The right to privacy is guaranteed in the POPI Act, which includes a data subject's right to be safeguarded from any unlawful collection, retention, dissemination, or use of their personal information.
Insurance businesses had until 30 June 2021 to confirm that their business processes were compliant with the Personal Information Protection Act of 2013. (POPI Act).
The Act, which took effect on 01 July 2020, gives effect to the Constitutional right to privacy by protecting the personal information of individuals and, where applicable, juristic persons such as businesses (referred to as data subjects) that is processed by public and private organisations (called responsible parties).
Because the Act will affect how insurers and their service providers, such as brokers, loss adjusters, and binder holders, deal with the personal information of insured parties, insurers and their service providers, such as brokers, loss adjusters, and binder holders, will need to comply with the various obligations imposed on responsible parties.
Appointment of an Information Officer was required to register with the Information Regulator by 30 June 2021. The Information Officer must deal with requests made to the company under the Act and will generally be responsible for the company's compliance with the Act. Whilst the Act defines an Information Officer as the head of a private body such as a Chief Executive Officer or equivalent officer, this function can be delegated to anyone, for example, a compliance or legal officer of a company.
The Information Officer is responsible for dealing with requests made to the company under the Act and for the organization's overall compliance with the Act. While the Act defines an Information Officer as the chief executive officer or comparable officer of a private entity, this job can be assigned to anyone, such as a company's compliance or legal officer.
Insurers, as responsible parties, would need to get the insured's authorization to use their personal information at the time of contract or policy entry. Under the Act, consent is defined as a voluntary, specific, and informed declaration of willingness to allow the use of personal information.
Personal data is diverse and extensive. It contains data on the insured's race, gender, sex, marital status, national, ethnic, or social origin, and age, as well as data on the insured's physical or mental condition, such as when the insurer provides medical and personal injury coverage. The financial details and claims history of commercial policyholders are included in personal information for business policies.
Notably, at the claims processing stage, approval for the use of an insured's personal information is not necessary because the insurer will have the right to use that information to carry out the policy. This is because the Act authorizes the insurer to handle information that is required for the performance of a policy or to pursue the insurer's or insured's legitimate interests.
When data is gathered for any purpose that requires consent, responsible parties must take steps to ensure that data subjects are aware of the insurer's status as the responsible party, the type of data being collected, the purpose for which the data is being used, and who the recipients will be. Under the applicable disclosure responsibilities of the Financial Advisory Intermediary Services rules, insurers are already complying with some of these requirements.

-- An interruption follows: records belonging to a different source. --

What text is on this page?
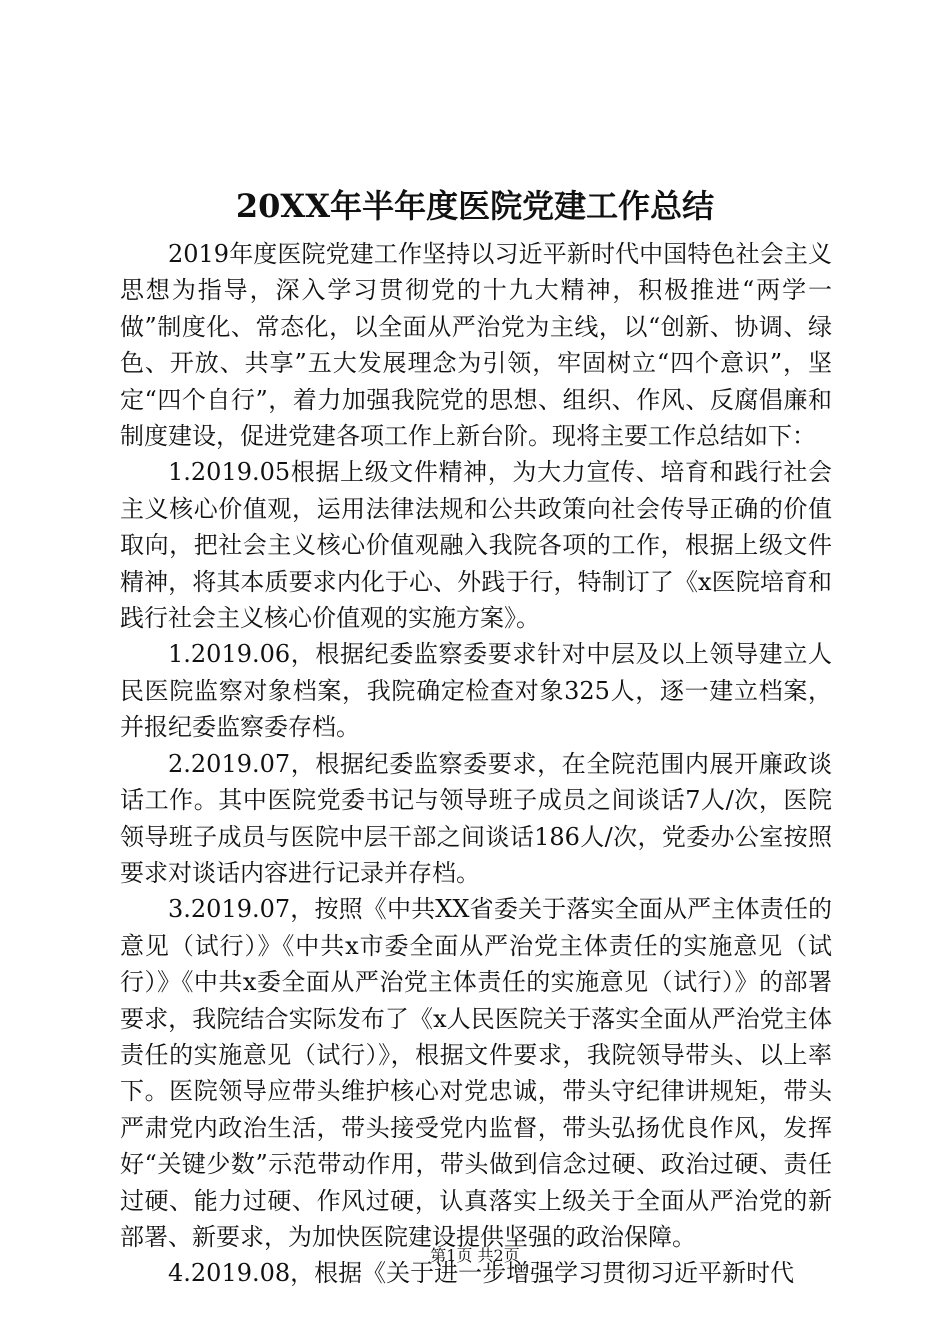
20XX年半年度医院党建工作总结

2019年度医院党建工作坚持以习近平新时代中国特色社会主义思想为指导，深入学习贯彻党的十九大精神，积极推进“两学一做”制度化、常态化，以全面从严治党为主线，以“创新、协调、绿色、开放、共享”五大发展理念为引领，牢固树立“四个意识”，坚定“四个自行”，着力加强我院党的思想、组织、作风、反腐倡廉和制度建设，促进党建各项工作上新台阶。现将主要工作总结如下：

1.2019.05根据上级文件精神，为大力宣传、培育和践行社会主义核心价值观，运用法律法规和公共政策向社会传导正确的价值取向，把社会主义核心价值观融入我院各项的工作，根据上级文件精神，将其本质要求内化于心、外践于行，特制订了《x医院培育和践行社会主义核心价值观的实施方案》。

1.2019.06，根据纪委监察委要求针对中层及以上领导建立人民医院监察对象档案，我院确定检查对象325人，逐一建立档案，并报纪委监察委存档。

2.2019.07，根据纪委监察委要求，在全院范围内展开廉政谈话工作。其中医院党委书记与领导班子成员之间谈话7人/次，医院领导班子成员与医院中层干部之间谈话186人/次，党委办公室按照要求对谈话内容进行记录并存档。

3.2019.07，按照《中共XX省委关于落实全面从严主体责任的意见（试行）》《中共x市委全面从严治党主体责任的实施意见（试行）》《中共x委全面从严治党主体责任的实施意见（试行）》的部署要求，我院结合实际发布了《x人民医院关于落实全面从严治党主体责任的实施意见（试行）》，根据文件要求，我院领导带头、以上率下。医院领导应带头维护核心对党忠诚，带头守纪律讲规矩，带头严肃党内政治生活，带头接受党内监督，带头弘扬优良作风，发挥好“关键少数”示范带动作用，带头做到信念过硬、政治过硬、责任过硬、能力过硬、作风过硬，认真落实上级关于全面从严治党的新部署、新要求，为加快医院建设提供坚强的政治保障。

4.2019.08，根据《关于进一步增强学习贯彻习近平新时代

第1页 共2页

If the insurer uses third-party service providers like binder holders, claim adjusters, or brokers, they must be given permission to process the insured parties' personal information. Anyone processing personal information on behalf of a responsible party (designated as an operator) must do so with the responsible party's knowledge or authorization, according to the Act. Insurers must ensure that the consent is broad enough to cover the use of personal information by their third-party service providers, and that appropriate indemnities are in place to protect them from any liability resulting from the service provider's failure to comply with the Act's requirements when dealing with the personal information of the insured third party.
The insured's personal information shall be kept private and disclosed only when needed by law, such as when the information is required to be revealed under the Promotion of Access to Information Act, 2000, subject to privilege issues.
The most serious risk posed by the POPI Act is the requirement to keep personal information secure. Businesses must take reasonable precautions to prevent the loss, damage, or unauthorised deletion of personal information in their control, according to the Act. Insurance firms, as well as any third parties who process personal information on their behalf, must ensure that the Act's security measures are implemented and maintained.
Those that use direct marketing to advertise and sell their insurance products will be required to follow the Act's direct marketing regulations. Unless the data subject has granted consent, direct marketing is illegal. A data subject has the right to object to the use of their contact information for direct marketing purposes and to have marketing communications stopped. This complies with the Consumer Protection Act of 2008's direct marketing rules.